How to correctly set your car’s sideview mirrors

When I first started driving, like most people I know I set my sideview mirrors so that I could always see the side of the car. It seemed like the right thing to do. However, this leaves one with a huge blind spot, especially just off to your back left. At the time, I figured you just had to turn around to properly clear yourself before changing lanes, and I didn’t understand why we even bothered to have sideview mirrors. Fortunately, not long after I got my license, my insurance company decided to put a little set of instructions in their monthly newsletter for young drivers on how to properly set the mirrors. It turns out the car companies actually know what they’re doing with the whole mirror situation, it’s just that most of us don’t. Here’s how they’re supposed to work:

The problem with the way most people set up their mirrors is that they render the sideview mirrors almost completely redundent with the rearview (center) mirror by aiming them essentually straight back, so that you can see what’s pretty much straight behind you, including the side of your car, but not much to the side. But the sideview mirrors are actually supposed to cover very little: just the area between what you can see out the back with the rearview, and what you can see with your peripheral vision. With properly set mirrors you should be able to see everything without moving your head. You should be able to see a car coming from behind you in either lane in your rearview mirror, and as it leaves your rearview mirror it should be just coming into your sideview, and as it leaves your sideview mirrors it should be coming up directly beside you in your peripheral vision. You should thus be able to change lanes by moving your eyes, not your head.

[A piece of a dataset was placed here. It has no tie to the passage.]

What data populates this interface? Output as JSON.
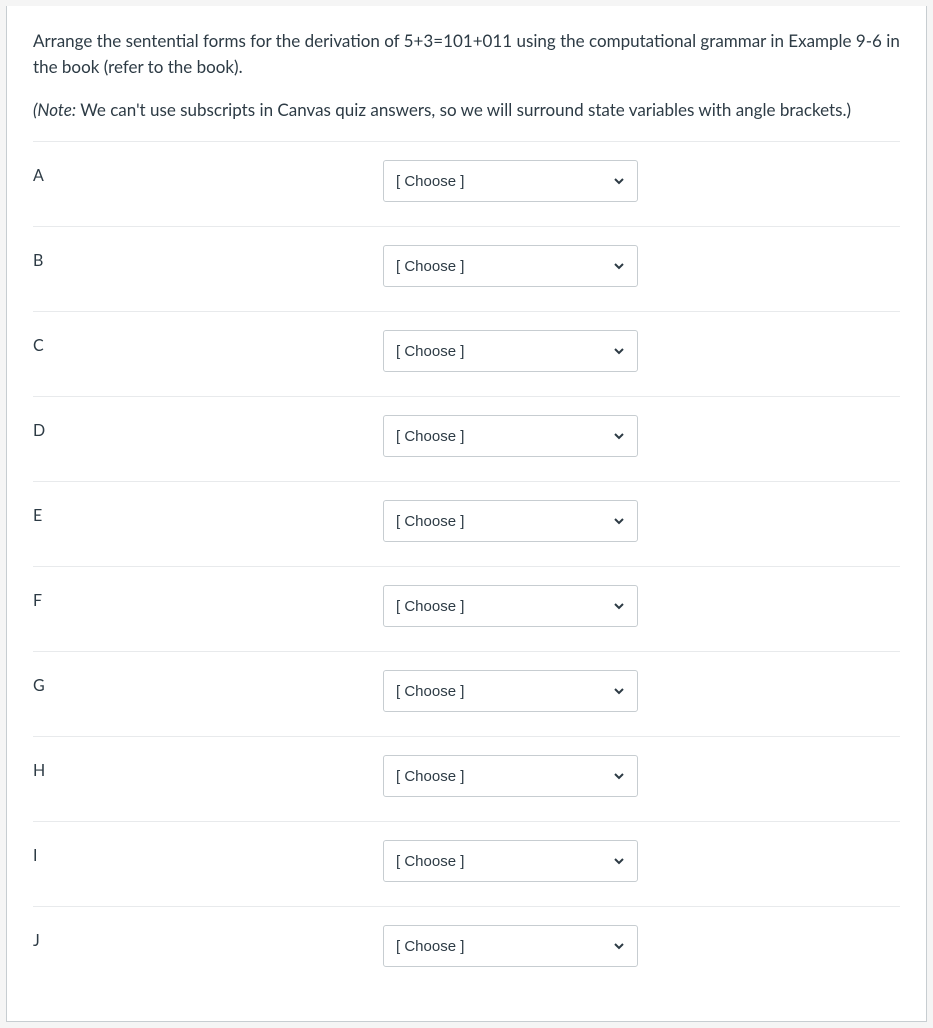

Given differences in people’s cars (not to mention heads) the only way to get it perfect is to experiment, making sure that you never lose complete sight of a car passing you on either side. You can do this safely while stopped at a light as cars pulls up beside you, or you can adjust them while parked on the side of a street. To get a very good first approximation, do the following (this is the method USAA recommends):

  1. Set the rearview so that you can see straight backwards.
  2. Stick your head up right against the driver side window, and adjust your left sideview mirror so that you can just begin to see the left side of your car.
  3. Put your head in the middle of the car, between the driver and front passenger’s seat and adjust your right mirror until you can just see the right side of the car.

When you are in a normal driving position, you won’t be able to see your own car in your sideview mirrors. You’ll probably find driving like this disconcerting at first because all you can see on the side mirrors is the side of the road rushing by, with no visual reference to let you know exactly where you’re looking. In fact, you won’t be able to see anything in your sideview mirrors that you can see in your rearview. But that’s the point! If they are adjusted correctly, each mirror handles a certain angle of view behind you such that everything is covered, with no blindspot big enough for a car.

When changing lanes, all you need to do is check your rearview, and then glance to the appropriate sideview to make sure it’s not filled with car. If you just see a blur of road rushing by, you’re clear. It takes a while to learn to trust it, and for me the only way I could do so was to verify several times that I never lost sight of a passing car as I was driving.

Unlike most of my posts, this isn’t just meaningless pedantry. The whole idea is that if you have your mirrors adjusted correctly, you never need to turn your head around to change lanes, thus always keeping your head pointed where you’re going. Turning around to check what you might bump into while changing lanes is really a bad idea when it leaves you not looking at what you’re headed towards at 65 MPH.